2003 Seattle Annual Meeting (November 2–5, 2003)

Paper No. 6
Presentation Time: 2:45 PM

RAPID EARLY SILURIAN RECOVERY IN LAURENTIA FROM THE LATE ORDOVICIAN MASS EXTINCTION


KRUG, Andrew Zachary, Geosciences, The Pennsylvania State Univ, 437 Deike Building, University Park, PA 16802 and PATZKOWSKY, Mark E., Pennsylvania State Univ, 439 Deike Bldg, University Park, PA 16802-2713, akrug@geosc.psu.edu

We analyzed occurrences of articulate and inarticulate brachiopods, trilobites, bivalves, and anthozoans spanning the Late Ordovician and Early Silurian (Caradoc through Wenlock) in Laurentia in order to assess the effect of variation in sampling intensity on perceived diversity. Occurrences were binned into seven intervals of approximately equal duration (ca. 5 Myr). Environmental range and geographic distribution of occurrences is similar for all time intervals so that variation in diversity through time is not a result of varying environmental or geographic coverage. Analytical rarefaction and occurrence-weighted subsampling were used to account for any remaining variation in sample size among time intervals.

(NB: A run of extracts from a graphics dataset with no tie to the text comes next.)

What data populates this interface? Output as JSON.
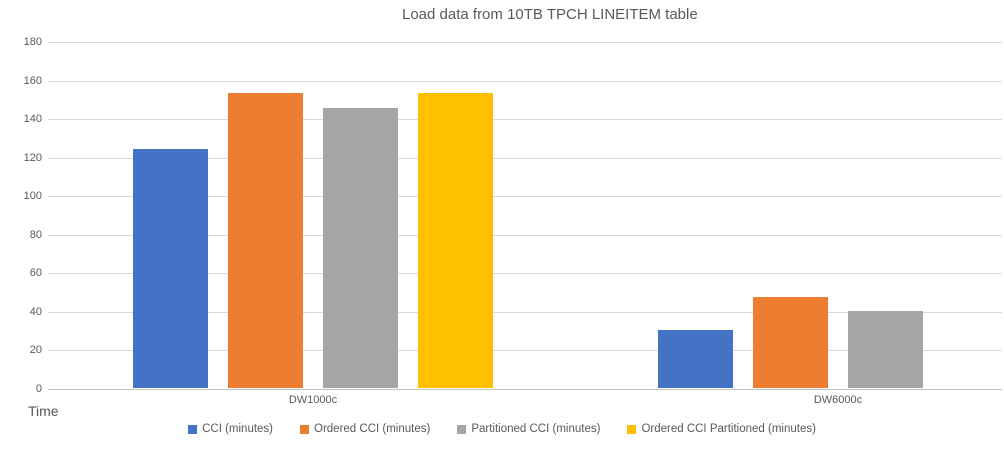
{
  "chart_data": {
    "type": "bar",
    "title": "Load data from 10TB TPCH LINEITEM table",
    "categories": [
      "DW1000c",
      "DW6000c"
    ],
    "series": [
      {
        "name": "CCI (minutes)",
        "color": "#4472C4",
        "values": [
          124,
          30
        ]
      },
      {
        "name": "Ordered CCI (minutes)",
        "color": "#ED7D31",
        "values": [
          153,
          47
        ]
      },
      {
        "name": "Partitioned CCI (minutes)",
        "color": "#A5A5A5",
        "values": [
          145,
          40
        ]
      },
      {
        "name": "Ordered CCI Partitioned (minutes)",
        "color": "#FFC000",
        "values": [
          153,
          null
        ]
      }
    ],
    "xlabel": "",
    "ylabel": "Time",
    "ylim": [
      0,
      180
    ],
    "ytick_step": 20,
    "yticks": [
      0,
      20,
      40,
      60,
      80,
      100,
      120,
      140,
      160,
      180
    ],
    "grid": true,
    "legend_position": "bottom"
  },
  "styles": {
    "text_color": "#595959",
    "gridline_color": "#D9D9D9",
    "axis_line_color": "#BFBFBF",
    "background_color": "#FFFFFF"
  }
}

Sample-standardized diversity in Laurentia indicates that diversity rebounded to pre-extinction levels in the first five million years of the Silurian. This result stands in stark contrast to global studies, which suggest that diversity globally took nearly 20 Myr to rebound to pre-extinction levels. Taking the global studies at face value, our results suggest that, in Laurentia, diversity rebounded much more rapidly than global diversity, presumably by immigration of genera from other paleocontinents. Our results also suggest, however, the need for sample standardization at the global scale in order to understand the patterns of extinction and recovery associated with the Late Ordovician mass extinction.